One Click For The 500 Best High Yield Investments

 | May 25, 2018 06:20AM ET

Looking for high yield investments, packed in a convenient fund wrapper? You’d better look beyond these three popular names.

I’m going to show you how to “cherry pick” their best holdings today. We’ll even discuss some better “clicks to make” so that you can sell these dumb money funds if you hold them, and buy some better value (and higher yields!) instead.

What’s the price of popularity? Well, investors have sunk about $43 billion into three of the ETF world’s biggest, most prominent names. And they have less to show for it than several better-managed but under-the-radar funds.

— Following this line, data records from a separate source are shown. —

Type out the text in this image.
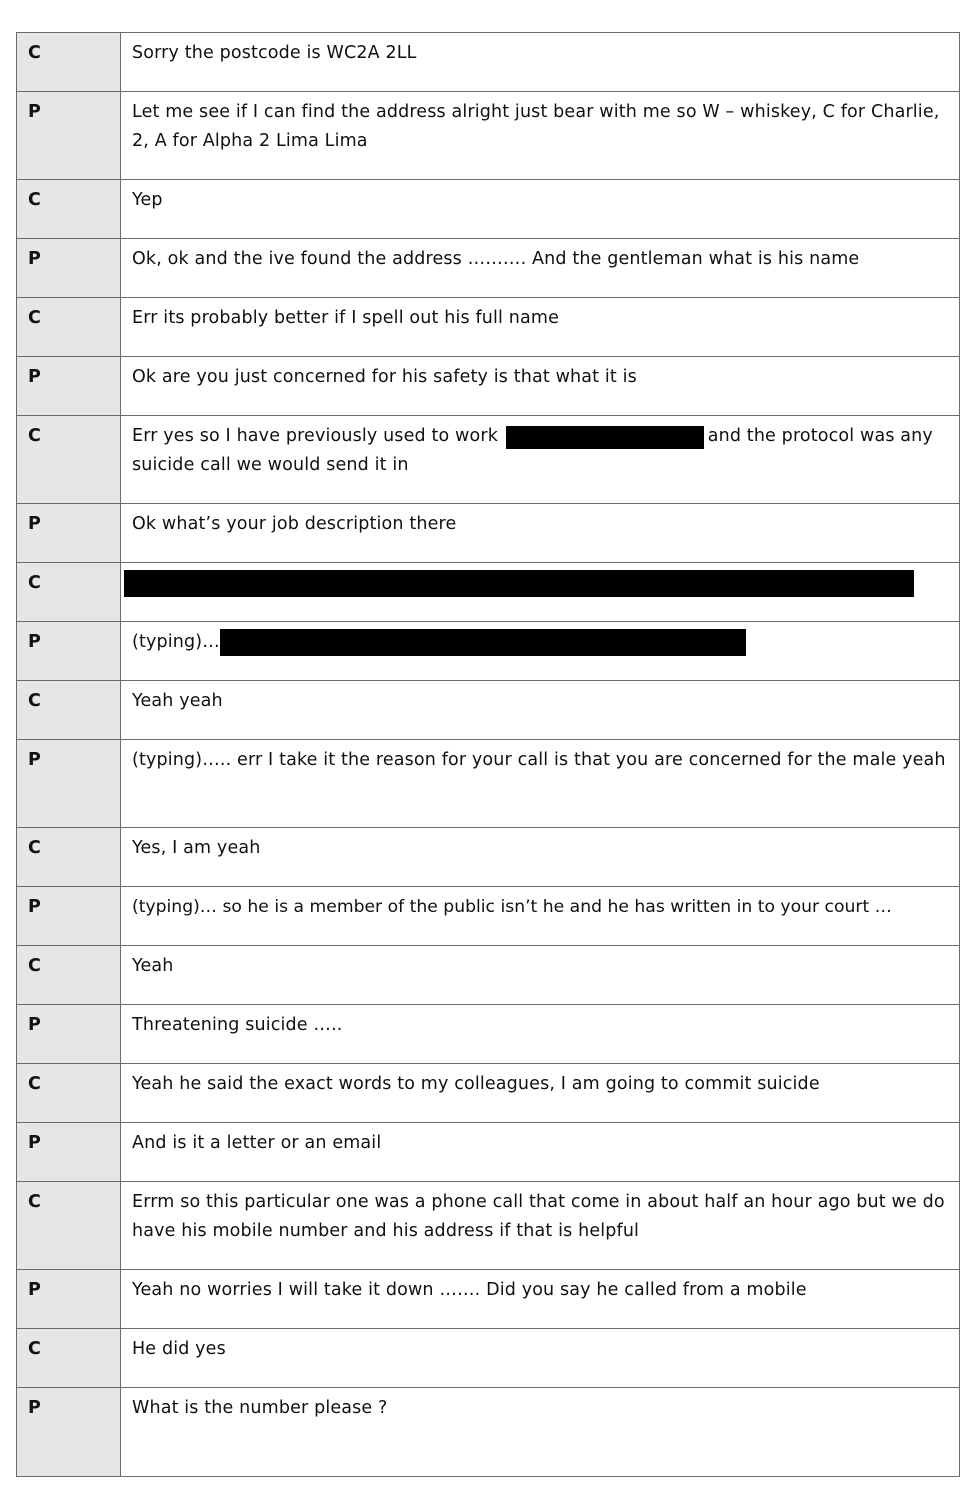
C	Sorry the postcode is WC2A 2LL
P	Let me see if I can find the address alright just bear with me so W – whiskey, C for Charlie, 2, A for Alpha 2 Lima Lima
C	Yep
P	Ok, ok and the ive found the address ………. And the gentleman what is his name
C	Err its probably better if I spell out his full name
P	Ok are you just concerned for his safety is that what it is
C	Err yes so I have previously used to work and the protocol was any suicide call we would send it in
P	Ok what’s your job description there
C	
P	(typing)…
C	Yeah yeah
P	(typing)….. err I take it the reason for your call is that you are concerned for the male yeah
C	Yes, I am yeah
P	(typing)… so he is a member of the public isn’t he and he has written in to your court …
C	Yeah
P	Threatening suicide …..
C	Yeah he said the exact words to my colleagues, I am going to commit suicide
P	And is it a letter or an email
C	Errm so this particular one was a phone call that come in about half an hour ago but we do have his mobile number and his address if that is helpful
P	Yeah no worries I will take it down ……. Did you say he called from a mobile
C	He did yes
P	What is the number please ?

In fact, given that these aforementioned “dumb funds” are among the biggest players in their three respective asset classes, it’s very likely that you own one if not more of these first-in-name but second-class ETFs.

Let’s start by picking apart these three 3%-6% losers. Then, I’ll share a dozen superior funds with yields averaging 8%!

Vanguard High Dividend Yield ETF (VYM)
Dividend Yield: 3.1%

Something just doesn’t feel right about a fund featuring the words “high dividend yield” doling out a mere 3%. But you’ll find a few of these among the major fund providers, including the Vanguard High Dividend Yield ETF (VYM).

When Vanguard, iShares and the like throw out terms like “high dividend” and “high yield,” what they really mean is simply “more than the market.” In this case, the VYM’s 3.1% certainly is greater than the 1.9% you can fetch from the SPDR S&P 500 ETF (SPY), but it’s far shy of the 5%-10% yields I typically cover in this space.

There’s nothing novel about how VYM delivers this high yield, either. It simply tracks an index of “common stocks of companies characterized by high dividend yields.” You’ll be unsurprised, then, to find that top holdings include the likes of Microsoft (NASDAQ:MSFT), Johnson & Johnson (NYSE:JNJ) and AT&T (NYSE:T).